Brantas Abipraya: Bendungan Budong-Budong Bakal Atasi Kekeringan di Sulbar

Pembangunan Bendungan Budong-Budong di Kabupaten Mamuju Tengah, Sulawesi Barat, dimulai sejak tahun 2020.

oleh Ilyas Istianur PradityaDiterbitkan 18 Juli 2025, 09:30 WIB
Pembangunan Bendungan Budong-Budong di Kabupaten Mamuju Tengah, Sulawesi Barat, yang dimulai sejak tahun 2020

 

Liputan6.com, Jakarta PT Brantas Abipraya (Persero) terus menunjukkan komitmennya dalam mengatasi ancaman kekeringan yang kian meningkat di wilayah timur Indonesia. Salah satu upaya nyata adalah pembangunan Bendungan Budong-Budong di Kabupaten Mamuju Tengah, Sulawesi Barat, yang dimulai sejak tahun 2020.

Proyek ini masuk dalam daftar Proyek Strategis Nasional (PSN) berdasarkan Peraturan Presiden Nomor 109 Tahun 2020.

“Di tengah kondisi iklim yang makin tidak menentu, keberadaan Bendungan Budong-Budong akan memberikan dampak positif pada lingkungan sekitar. Bukan hanya sebagai penampung air, tetapi juga sebagai penyelamat ketahanan pangan dan penjaga keberlanjutan kehidupan masyarakat lokal,” ungkap Dian Sovana, Sekretaris Perusahaan Brantas Abipraya, Jumat (18/7/2025).

Manfaat Ganda: Pengairan, Air Baku, dan Kendali Banjir

Bendungan Budong-Budong memiliki kapasitas tampung sebesar 65,18 juta meter kubik, yang akan mengairi lahan pertanian seluas 3.577 hektare dan menyediakan air baku hingga 410 liter per detik. Air tersebut akan dimanfaatkan untuk kebutuhan rumah tangga, fasilitas umum, dan sektor industri.

“Ini adalah bentuk kontribusi nyata Brantas Abipraya dalam menjawab tantangan kekeringan dan perubahan iklim.
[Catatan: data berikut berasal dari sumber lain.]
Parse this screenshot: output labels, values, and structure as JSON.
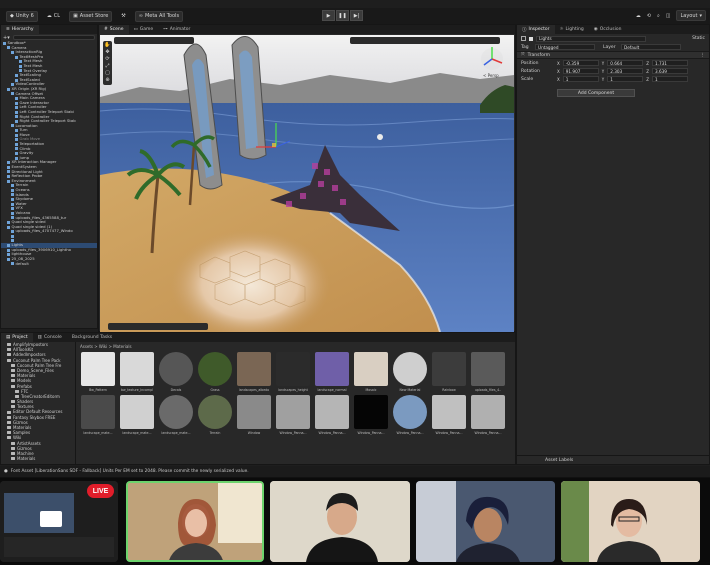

Dengan suplai air yang stabil, masyarakat tidak lagi bergantung sepenuhnya pada musim hujan,” tambah Dian Sovana.

Selain pengairan dan air baku, bendungan ini juga mampu mengurangi potensi banjir hingga 60 persen, terutama di wilayah rawan seperti Topoyo, Karossa, dan Budong-Budong.

Dengan begitu, kawasan pemukiman dan lahan pertanian setempat akan lebih terlindungi dari risiko bencana tahunan.

 

Energi Bersih dan Dukungan Transisi Energi

Pembangunan Bendungan Budong-Budong di Kabupaten Mamuju Tengah, Sulawesi Barat, yang dimulai sejak tahun 2020

Menjawab tantangan masa depan, Bendungan Budong-Budong juga dibangun dengan desain multifungsi.

Di dalamnya disertakan Pembangkit Listrik Tenaga Mikrohidro (PLTMh) berkapasitas 0,6 megawatt (MW) untuk menghasilkan energi terbarukan yang ramah lingkungan.

Inisiatif ini sejalan dengan agenda transisi energi nasional menuju sumber energi bersih dan berkelanjutan.

 

Dorong Ekowisata dan Pertumbuhan Ekonomi Lokal

Tak hanya fungsi teknis, proyek ini juga berpotensi besar menggerakkan ekonomi lokal. Area sekitar bendungan tengah dipersiapkan untuk dikembangkan sebagai destinasi wisata air dan ekowisata berbasis komunitas.

Pemerintah daerah dan masyarakat lokal bersama-sama menggagas pemanfaatan kawasan ini untuk mendukung UMKM, ekonomi kreatif, serta sektor informal lainnya.

“Setiap infrastruktur yang kami bangun harus memberikan manfaat jangka panjang, bukan hanya dalam hal teknis tapi juga sosial dan ekonomi. Bendungan Budong-Budong adalah simbol kolaborasi dan masa depan berkelanjutan untuk Sulawesi Barat,” tutup Dian Sovana.